Darlene Gettleman argued she was acting as an accommodation bondsman on behalf of West. The Court of Appeals disagreed, saying she was not the actual surety on the bonds and was only liable in the event of forfeiture to West, not the state.

“We conclude that Defendants did not act lawfully, either as sureties or as accommodation bondsmen. Accordingly, we overrule Defendants’ issues brought on this basis,” Appeals Court Judge Valerie Zachary wrote in the opinion.

Chief Judge Linda McGee and Judge John Arrowood concurred.

Marc Gettleman Sr. is projected to be released from custody in June, according to the N.C. Department of Public Safety’s offender public information. Darlene Gettleman was released from prison in November.

Trial testimony

“In December 2017, Justin [Emmons] violated the terms of his probation by missing scheduled appointments and failing drug tests, and he was arrested. Big Marc and Darlene posted bond for Justin, using their business and home as collateral,” according to a summary of the case in the appeals court ruling. “Then, one day in mid-January 2018, Justin failed to show up to work.
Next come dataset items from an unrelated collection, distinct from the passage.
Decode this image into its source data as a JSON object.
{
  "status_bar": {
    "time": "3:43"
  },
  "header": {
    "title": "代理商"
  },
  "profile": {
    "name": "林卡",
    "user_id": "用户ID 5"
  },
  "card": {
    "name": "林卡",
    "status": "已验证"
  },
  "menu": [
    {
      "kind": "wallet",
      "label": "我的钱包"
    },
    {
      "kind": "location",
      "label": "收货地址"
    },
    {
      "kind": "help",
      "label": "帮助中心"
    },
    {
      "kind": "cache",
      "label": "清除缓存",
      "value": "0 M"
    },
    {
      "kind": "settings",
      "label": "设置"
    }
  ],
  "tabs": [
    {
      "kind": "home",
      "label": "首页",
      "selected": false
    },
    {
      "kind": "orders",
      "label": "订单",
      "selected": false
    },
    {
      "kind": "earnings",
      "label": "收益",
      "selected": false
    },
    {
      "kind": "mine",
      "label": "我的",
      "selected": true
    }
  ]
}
When Justin appeared that evening, Big Marc handcuffed him, and Defendants took him to the Harnett County Jail and surrendered him in order to have their property released from the bonds.”

The Gettlemans then paid Robert West, a professional bail bondsman, $1,500 to post one of two $15,000 bonds for Emmons, according to the trial summary.

When Emmons left his job and home in March, the Gettlemans “called everybody [they] knew” to find him and offered his girlfriend $100 for information on his location, according to the trial summary.

She said he’d be at a convenience store on March 15, 2018, according to court records, and that’s where the foot chase between Emmons and the younger Gettleman began.

Emmons testified that the senior Gettleman told him to “freeze” or he’d shoot him and that Darlene Gettleman starting running after him and fired a gun. More shots were fired during the incident, according to testimony.

Emmons jumped in his brother’s truck to escape.

Emmons brother told the court that the senior Gettleman drove “against traffic ‘directly at’ them” so he tried to merge into the middle lane of Buffalo Lake Road to avoid a collision.

“He testified that Big Marc followed ‘into the middle lane with me, like PIT maneuvered the right side of my — back of my truck, and it flipped over,” according to the trial summary.